Dopo un quarto d'ora si è in vista della meta; nello stesso tempo, sulla sinistra, appare la cima del Menegosa. Una leggera discesa conduce, in altri quindici minuti, a un incrocio: ancora diritto, dice il segnavia, per arrivare alla biforcazione principale. Si lascia il sentiero 901, che piega a sinistra e porta al Menegosa, e si varca il cancello di legno a destra; è subito evidente un nuovo cartello del CAI: 905 è il nuovo numero di percorso. Il classico rosso-blu-rosso è, comunque, sempre vigile. Ora si curva con dolcezza verso la vetta (ma il terreno è ancora in piano), mentre sulla sinistra il bosco, anche per il lavoro dei taglialegna, si dirada e scopre il fondovalle.

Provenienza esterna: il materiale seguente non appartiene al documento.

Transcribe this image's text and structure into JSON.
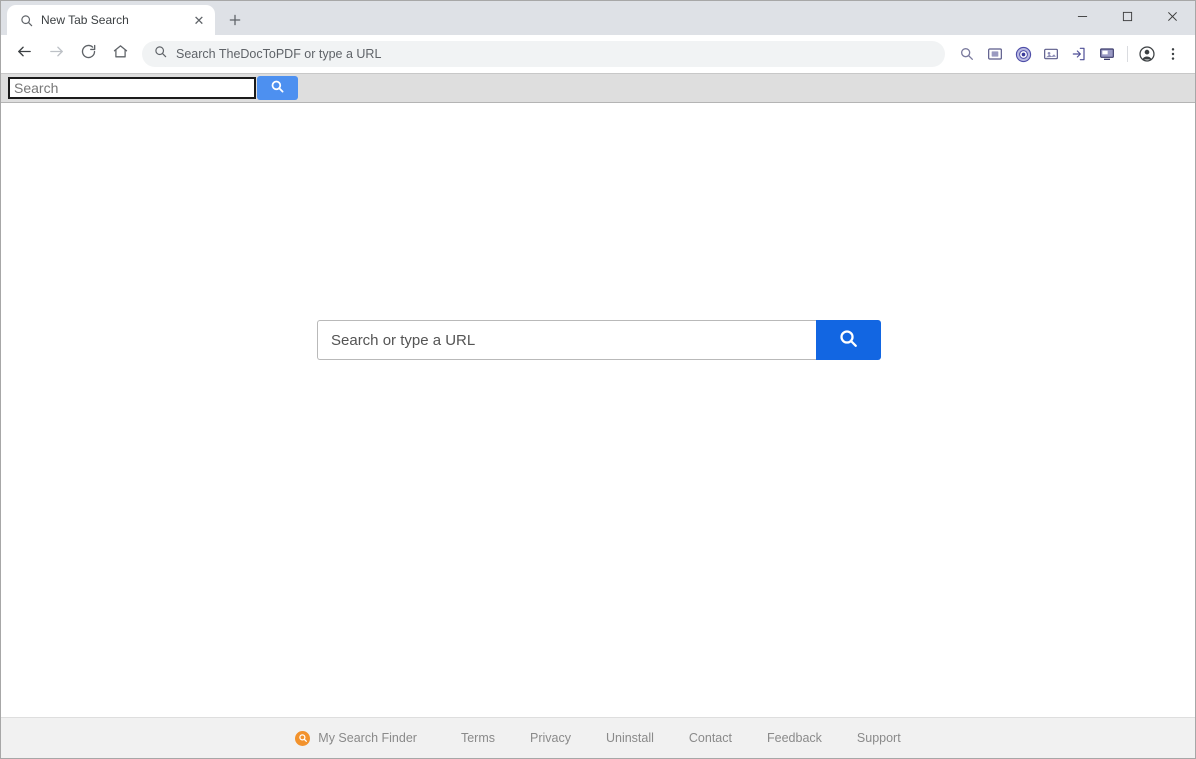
{
  "window": {
    "controls": {
      "minimize": "–",
      "maximize": "☐",
      "close": "✕"
    }
  },
  "tabs": [
    {
      "title": "New Tab Search",
      "favicon": "search-icon",
      "close_label": "✕"
    }
  ],
  "new_tab_label": "+",
  "toolbar": {
    "back_icon": "arrow-left-icon",
    "forward_icon": "arrow-right-icon",
    "reload_icon": "reload-icon",
    "home_icon": "home-icon",
    "omnibox": {
      "placeholder": "Search TheDocToPDF or type a URL",
      "text": "Search TheDocToPDF or type a URL",
      "icon": "search-icon"
    },
    "extensions": [
      {
        "name": "magnifier-extension-icon"
      },
      {
        "name": "screenshot-extension-icon"
      },
      {
        "name": "circle-target-extension-icon"
      },
      {
        "name": "image-card-extension-icon"
      },
      {
        "name": "import-extension-icon"
      },
      {
        "name": "monitor-extension-icon"
      }
    ],
    "profile_icon": "account-circle-icon",
    "menu_icon": "three-dot-menu-icon"
  },
  "extension_bar": {
    "search_value": "Search",
    "search_placeholder": "Search",
    "button_icon": "search-icon",
    "button_color": "#4d90f0"
  },
  "main": {
    "search_placeholder": "Search or type a URL",
    "search_value": "",
    "button_icon": "search-icon",
    "button_color": "#1266e2"
  },
  "footer": {
    "brand": {
      "label": "My Search Finder",
      "icon": "magnifier-badge-icon",
      "icon_color": "#f2922c"
    },
    "links": [
      {
        "label": "Terms"
      },
      {
        "label": "Privacy"
      },
      {
        "label": "Uninstall"
      },
      {
        "label": "Contact"
      },
      {
        "label": "Feedback"
      },
      {
        "label": "Support"
      }
    ]
  }
}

Si cammina da un'ora e un quarto, l'attraversamento di una mulattiera è il segnale che prelude all'erta conclusiva: la cima è lì, incombente, ma occorre ancora un quarto d'ora di salita ripida tra alberi, poi di fianco a una pietraia, sull'erba, infine ancora tra i faggi, ai quali ci si aggrappa per evitare di scivolare sul friabile terriccio (ma il pericolo è quasi sempre solo quello di sporcarsi; soltanto sporadicamente e per pochi istanti ci si affaccia su dirupi). Il ritorno si sviluppa sulla stessa via; attenzione al terreno incerto che ha caratterizzato il raggiungimento della vetta, perché in discesa è particolarmente infido.